Is There Something to This Theory?
When growing a business it can sometimes feel like life gets busier as you hire new employees and manage them on top of the other work you’re doing to continue to grow. In this video, Matt reacts to the “plumber theory”. Watch and see how to make growing and scaling a business not seem so hard.
There are tons of people out on social media giving business advice. Some of it is good advice, but most of it isn’t good. In this series watch CapForge’s owner react to different advice videos. He’s an expert in all things business and has 20+ years of experience under his belt. Some of the things he reacts to might even surprise you!
Video Transcript:
Business Advice Video:
Let me just give you a little theory about growing and scaling, and it’s the theory of the plumber. I had a toilet break and I needed a plumber. So I go next door and the guy says “Call Ronnie Boone. He fixes everyone’s, he’s the best plumber.” So I call Ronnie Boone up. Ronnie Boone shows up that night, fixes my toilet. Cheap, efficient, it was good. And every time you needed him, he was there for you on the spot. He just kept getting busier and busier and busier. As he got busier and busier, busier, now instead of calling him up he’d be there that afternoon, “Oh, Jeff, I can get there…” like you know I called mine on Monday, “I get there before the weekend cause I’m you know doing this install. I can get there Thursday.” Alright maybe I can wait but he got busier and busier.
So finally he’s like man “I got a scale and I gotta grow”. So, he gets an apprentice. Now he has a second truck. So now he’s got 2 trucks. He’s doing half the plumbing. I might be able to get him instead of Thursday, like in 2 days. He’s getting a little bit better service, but he still staying busy
because he built such a great reputation as a plumber. So now he has 3, 4 trucks okay, but got to grow, got to grow.
I don’t see Ronnie for like couple years. I run into him sitting at Pete’s Dancing Marlon bar. He’s having a burger and a beer and I said, “Ronnie Boone, I haven’t seen you in a while”. He goes, “Man, life sucks”. And I go “What do you mean? I see your trucks all over town.” He goes “I don’t fish anymore. I don’t see my family. All I do is like putting out fire’s here. This guy doesn’t show up. I got to manage this. This truck’s broken down. I’m sitting in an office all day because I don’t even plumb anymore.” “Like Ronnie what are you gonna do?” “Because I should go back to just having one truck and plumbing because that’s when I go fishing on weekends. I enjoyed life. I saw my family and everything.”
Matt’s Review:
Okay, well I mean that’s a pretty classic entrepreneur story of growth. But Ronnie’s problem is not that he should go back to having one truck and doing it all himself. He could, but the problem with that is when you wanna take a vacation, well guess what, you’re still – your customers are still having to wait a week or more for you to get there, they’re gonna call someone else in the meantime. And maybe that’s okay but then you get sick for a couple weeks or a month, now you’re not making any income and life gets pretty stressful at that point. You never really get to take any time off. You never get to relax. You never get to save for retirement.
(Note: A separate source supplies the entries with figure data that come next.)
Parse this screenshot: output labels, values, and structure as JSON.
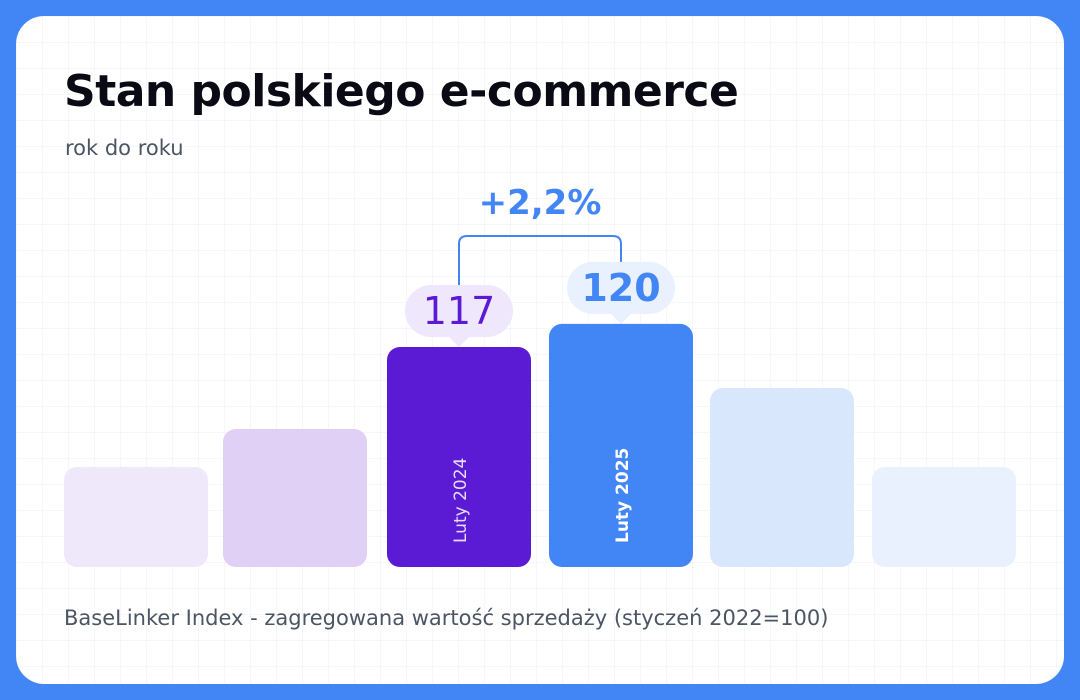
{
  "title": "Stan polskiego e-commerce",
  "subtitle": "rok do roku",
  "footnote": "BaseLinker Index - zagregowana wartość sprzedaży (styczeń 2022=100)",
  "chart_data": {
    "type": "bar",
    "title": "Stan polskiego e-commerce",
    "subtitle": "rok do roku",
    "xlabel": "",
    "ylabel": "",
    "grid": false,
    "legend": "none",
    "categories": [
      "Luty 2024",
      "Luty 2025"
    ],
    "values": [
      117,
      120
    ],
    "data_labels": [
      "117",
      "120"
    ],
    "change_annotation": "+2,2%",
    "bar_colors": [
      "#5b1bd4",
      "#4285f4"
    ],
    "label_bubble_colors": [
      "#efe7fb",
      "#e9f1fe"
    ],
    "label_text_colors": [
      "#5b1bd4",
      "#4285f4"
    ],
    "annotation_color": "#4285f4",
    "decorative_bar_colors": [
      "#efe8fa",
      "#e0d0f5",
      "#d9e7fd",
      "#e9f1fe"
    ]
  }
}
You’re always just grinding away, doing those – you’re putting out the same daily fires that you are when you’re managing people. It’s just different fires, right? Your truck breaks down, you get a tough job, you get an angry customer, you’re dealing with 100% of everything. So when you’re managing four or five trucks or half a dozen people or a dozen people it might seem like going back to that one-man shop is a lot less stressful. You remember the old days, “we didn’t have to deal with all that stuff.” But you forget the old days where you were stressed out about not having enough jobs to pay the bills or having too many jobs that you couldn’t get to and working 12 16 hours a day to try to get to everything and keep people happy. And then wanting to take time off but never being able to because there was always something else to do.
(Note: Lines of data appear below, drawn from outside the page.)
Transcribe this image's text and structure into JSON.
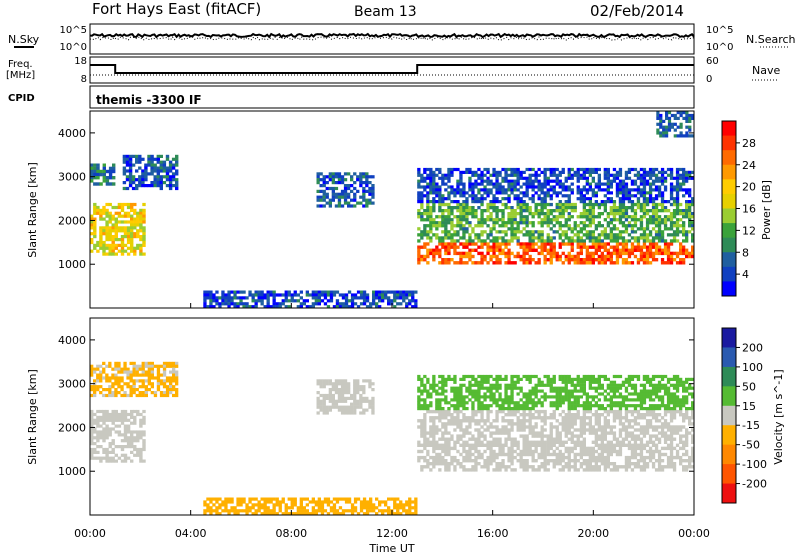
{
  "header": {
    "station": "Fort Hays East (fitACF)",
    "beam": "Beam 13",
    "date": "02/Feb/2014"
  },
  "panels": {
    "noise": {
      "left_label": "N.Sky",
      "right_label": "N.Search",
      "left_ticks": [
        "10^5",
        "10^0"
      ],
      "right_ticks": [
        "10^5",
        "10^0"
      ]
    },
    "freq": {
      "left_label_1": "Freq.",
      "left_label_2": "[MHz]",
      "right_label": "Nave",
      "left_ticks": [
        "18",
        "8"
      ],
      "right_ticks": [
        "60",
        "0"
      ],
      "freq_series": [
        {
          "t": 0.0,
          "value": 15.5
        },
        {
          "t": 1.0,
          "value": 15.5
        },
        {
          "t": 1.0,
          "value": 11.5
        },
        {
          "t": 13.0,
          "value": 11.5
        },
        {
          "t": 13.0,
          "value": 15.5
        },
        {
          "t": 24.0,
          "value": 15.5
        }
      ],
      "nave_value": 15
    },
    "cpid": {
      "label": "CPID",
      "text": "themis -3300 IF"
    }
  },
  "chart_data": [
    {
      "type": "heatmap",
      "name": "power",
      "ylabel": "Slant Range [km]",
      "yticks": [
        "4000",
        "3000",
        "2000",
        "1000"
      ],
      "ylim": [
        0,
        4500
      ],
      "xlim": [
        0,
        24
      ],
      "xlabel": "",
      "colorbar": {
        "label": "Power [dB]",
        "ticks": [
          "28",
          "24",
          "20",
          "16",
          "12",
          "8",
          "4"
        ],
        "colors": [
          "#ff0000",
          "#ff3300",
          "#ff6a00",
          "#ff9900",
          "#ffcc00",
          "#e6d000",
          "#9acd32",
          "#3aa23a",
          "#2e8b57",
          "#1f5fa0",
          "#1040c0",
          "#0000ff"
        ]
      },
      "regions": [
        {
          "t0": 0.0,
          "t1": 2.2,
          "r0": 1200,
          "r1": 2400,
          "value": 18
        },
        {
          "t0": 0.0,
          "t1": 1.0,
          "r0": 2800,
          "r1": 3300,
          "value": 8
        },
        {
          "t0": 1.3,
          "t1": 3.5,
          "r0": 2700,
          "r1": 3500,
          "value": 6
        },
        {
          "t0": 9.0,
          "t1": 11.3,
          "r0": 2300,
          "r1": 3100,
          "value": 6
        },
        {
          "t0": 13.0,
          "t1": 24.0,
          "r0": 1000,
          "r1": 1500,
          "value": 26
        },
        {
          "t0": 13.0,
          "t1": 24.0,
          "r0": 1500,
          "r1": 2400,
          "value": 12
        },
        {
          "t0": 13.0,
          "t1": 24.0,
          "r0": 2400,
          "r1": 3200,
          "value": 5
        },
        {
          "t0": 22.5,
          "t1": 24.0,
          "r0": 3900,
          "r1": 4500,
          "value": 7
        },
        {
          "t0": 4.5,
          "t1": 13.0,
          "r0": 0,
          "r1": 400,
          "value": 5
        }
      ]
    },
    {
      "type": "heatmap",
      "name": "velocity",
      "ylabel": "Slant Range [km]",
      "yticks": [
        "4000",
        "3000",
        "2000",
        "1000"
      ],
      "ylim": [
        0,
        4500
      ],
      "xlim": [
        0,
        24
      ],
      "xlabel": "Time UT",
      "xticks": [
        "00:00",
        "04:00",
        "08:00",
        "12:00",
        "16:00",
        "20:00",
        "00:00"
      ],
      "colorbar": {
        "label": "Velocity [m s^-1]",
        "ticks": [
          "200",
          "100",
          "50",
          "15",
          "-15",
          "-50",
          "-100",
          "-200"
        ],
        "colors": [
          "#1a1aa0",
          "#2a5ab0",
          "#2e8b57",
          "#55bb33",
          "#c8c8c0",
          "#ffb000",
          "#ff8800",
          "#ff5500",
          "#ee1010"
        ]
      },
      "regions": [
        {
          "t0": 0.0,
          "t1": 2.2,
          "r0": 1200,
          "r1": 2400,
          "value": 0
        },
        {
          "t0": 0.0,
          "t1": 3.5,
          "r0": 2700,
          "r1": 3500,
          "value": -30
        },
        {
          "t0": 9.0,
          "t1": 11.3,
          "r0": 2300,
          "r1": 3100,
          "value": 0
        },
        {
          "t0": 13.0,
          "t1": 24.0,
          "r0": 1000,
          "r1": 2400,
          "value": 0
        },
        {
          "t0": 13.0,
          "t1": 24.0,
          "r0": 2400,
          "r1": 3200,
          "value": 40
        },
        {
          "t0": 4.5,
          "t1": 13.0,
          "r0": 0,
          "r1": 400,
          "value": -50
        }
      ]
    }
  ],
  "colors": {
    "background": "#ffffff",
    "axis": "#000000"
  }
}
So the real answer here is not to stay a one-man business, um it’s really to put systems in place. To put operations in place so you’re not still the key piece of the business but now instead of just you it’s 10 or 12 or 15 people. So Ronnie’s problem, Ronnie’s solution, the solution to Ronnie’s problem is not to go backwards, is to figure out where those bottlenecks are, figure out what those things are that he shouldn’t have to be dealing with, that there’s better ways to deal with and put solutions and processes in place. And then Ronnie can go back to fishing, he can spend more time with his family, but he can still be making two or three or four times what he was making when he was by himself. And if something happens where he’s can’t work for a week or a month or something else his income doesn’t stop and the business doesn’t fall apart and everything doesn’t hinge on him. So it’s sort of a false fallacy, that the one-man business is somehow this Utopia situation, and as soon as you have employees and you grow it becomes hard and stressful and that’s where things all fall apart. It can happen that way, but that’s a decision you’ve made or failed to make. And it definitely doesn’t have to happen that way.